Council Tax increase to protect frontline services and support investment in growth
Published: 22 Jan 2018
Hertfordshire County Council’s (HCC) Cabinet have put forward the following broad aims for the proposed 2018/19 budget that were agreed today [Monday 22 January]:
- Protecting vital frontline support to elderly and vulnerable residents
- Investment to meet the challenges of a growing county
- Delivering services in the most efficient way
Like many local authorities across the country, we are addressing the challenges of increased demand for services from an ageing and growing population, as well as having to provide support for adults and children living with more complex needs.
Meanwhile, the amount of money we receive in core grant funding from central government is falling by £22m in 2018/19 and at the same time we have faced growing inflationary pressures. This means that even without the extra demand, we would still need to spend more to provide the same level of service.
To meet these challenges and ensure that Hertfordshire can continue to be the County of Opportunity, we are proposing to adopt the general council tax increase allowed by the Government.
Our budget for 2018/19 will therefore include two elements of increase: 3% specifically to support adult social care; and a second element of 2.99% to help fund all of our services. This makes a total proposed increase of 5.99%.
David Williams, Leader of Hertfordshire County Council and Executive Member for Resources, said:
“Our recent budget consultation showed that the majority of residents would rather see council tax increases than service reductions. While we would prefer not to place this extra burden on local council tax payers, we have a responsibility to do the best for all of our residents, particularly those most in need of our support.
“As part of the proposed budget, we will also be investing in key areas to address the challenges of a growing county. Alongside the planned investment into the maintenance of our busiest roads, we are investing an additional £29m over the next four years to improve the condition of our unclassified road network - that’s the roads that most of us live on, as well as rural lanes.

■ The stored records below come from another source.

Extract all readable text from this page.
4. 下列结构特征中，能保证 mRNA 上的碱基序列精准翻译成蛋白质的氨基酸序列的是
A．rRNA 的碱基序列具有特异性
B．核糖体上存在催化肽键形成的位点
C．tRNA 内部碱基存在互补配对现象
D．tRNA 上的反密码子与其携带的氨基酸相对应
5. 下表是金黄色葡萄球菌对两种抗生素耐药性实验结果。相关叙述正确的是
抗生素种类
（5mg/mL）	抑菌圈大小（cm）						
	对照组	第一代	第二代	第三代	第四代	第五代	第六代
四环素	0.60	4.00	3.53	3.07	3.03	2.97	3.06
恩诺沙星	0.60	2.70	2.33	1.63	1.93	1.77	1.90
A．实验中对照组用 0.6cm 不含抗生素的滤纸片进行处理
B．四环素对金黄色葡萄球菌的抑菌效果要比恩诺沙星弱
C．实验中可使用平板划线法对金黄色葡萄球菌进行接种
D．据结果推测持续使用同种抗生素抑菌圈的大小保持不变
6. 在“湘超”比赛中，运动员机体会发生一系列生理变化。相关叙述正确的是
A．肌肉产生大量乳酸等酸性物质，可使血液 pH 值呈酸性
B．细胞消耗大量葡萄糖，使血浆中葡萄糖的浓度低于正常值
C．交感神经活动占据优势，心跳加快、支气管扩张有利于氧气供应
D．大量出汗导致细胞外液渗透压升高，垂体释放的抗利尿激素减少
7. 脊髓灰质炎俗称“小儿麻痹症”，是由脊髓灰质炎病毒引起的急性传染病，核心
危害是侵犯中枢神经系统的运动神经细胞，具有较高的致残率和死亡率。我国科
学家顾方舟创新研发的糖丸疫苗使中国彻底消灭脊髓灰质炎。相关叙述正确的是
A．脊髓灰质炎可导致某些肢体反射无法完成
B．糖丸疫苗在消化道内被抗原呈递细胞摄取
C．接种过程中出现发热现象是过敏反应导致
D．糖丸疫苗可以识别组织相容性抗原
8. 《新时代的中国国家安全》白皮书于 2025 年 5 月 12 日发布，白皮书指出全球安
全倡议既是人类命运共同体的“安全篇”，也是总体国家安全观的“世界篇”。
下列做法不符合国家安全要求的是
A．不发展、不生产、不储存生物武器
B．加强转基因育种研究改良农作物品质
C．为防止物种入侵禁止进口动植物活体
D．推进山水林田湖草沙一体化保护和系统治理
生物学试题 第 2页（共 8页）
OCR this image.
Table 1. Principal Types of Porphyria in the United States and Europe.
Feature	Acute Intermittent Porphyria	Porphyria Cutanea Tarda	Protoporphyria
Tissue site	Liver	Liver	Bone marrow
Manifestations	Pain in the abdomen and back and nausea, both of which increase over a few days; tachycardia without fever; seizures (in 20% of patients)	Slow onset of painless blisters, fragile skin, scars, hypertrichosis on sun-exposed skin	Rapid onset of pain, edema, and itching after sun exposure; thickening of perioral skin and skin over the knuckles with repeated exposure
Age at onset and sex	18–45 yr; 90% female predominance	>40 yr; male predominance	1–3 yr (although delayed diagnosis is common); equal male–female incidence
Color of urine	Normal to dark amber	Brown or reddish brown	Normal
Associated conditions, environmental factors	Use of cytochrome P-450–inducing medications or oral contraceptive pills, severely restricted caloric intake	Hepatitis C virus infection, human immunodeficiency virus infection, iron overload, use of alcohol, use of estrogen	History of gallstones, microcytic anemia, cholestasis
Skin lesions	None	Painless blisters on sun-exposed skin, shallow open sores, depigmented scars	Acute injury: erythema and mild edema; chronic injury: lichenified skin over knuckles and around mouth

“And we are already working together with local partners to provide the infrastructure to support the delivery of over 90,000 homes over the next 15 years – with us directly helping to deliver 6,000 of these news homes through our own property company, Herts Living.
“Finally, we will keep looking for different and innovative ways to deliver services in the most efficient way possible. For example, our new Family Centres will offer families all the support they previously received from children’s centres but we are also integrating the services of our Health Visitors and School Nurse teams to provide a more joined up family service while reducing overall costs.”
The proposed budget will now be considered by various county council Cabinet Panels and the Overview and Scrutiny Committee before the final recommendations are made by Cabinet on 19 February, for determination by the County Council on 20 February.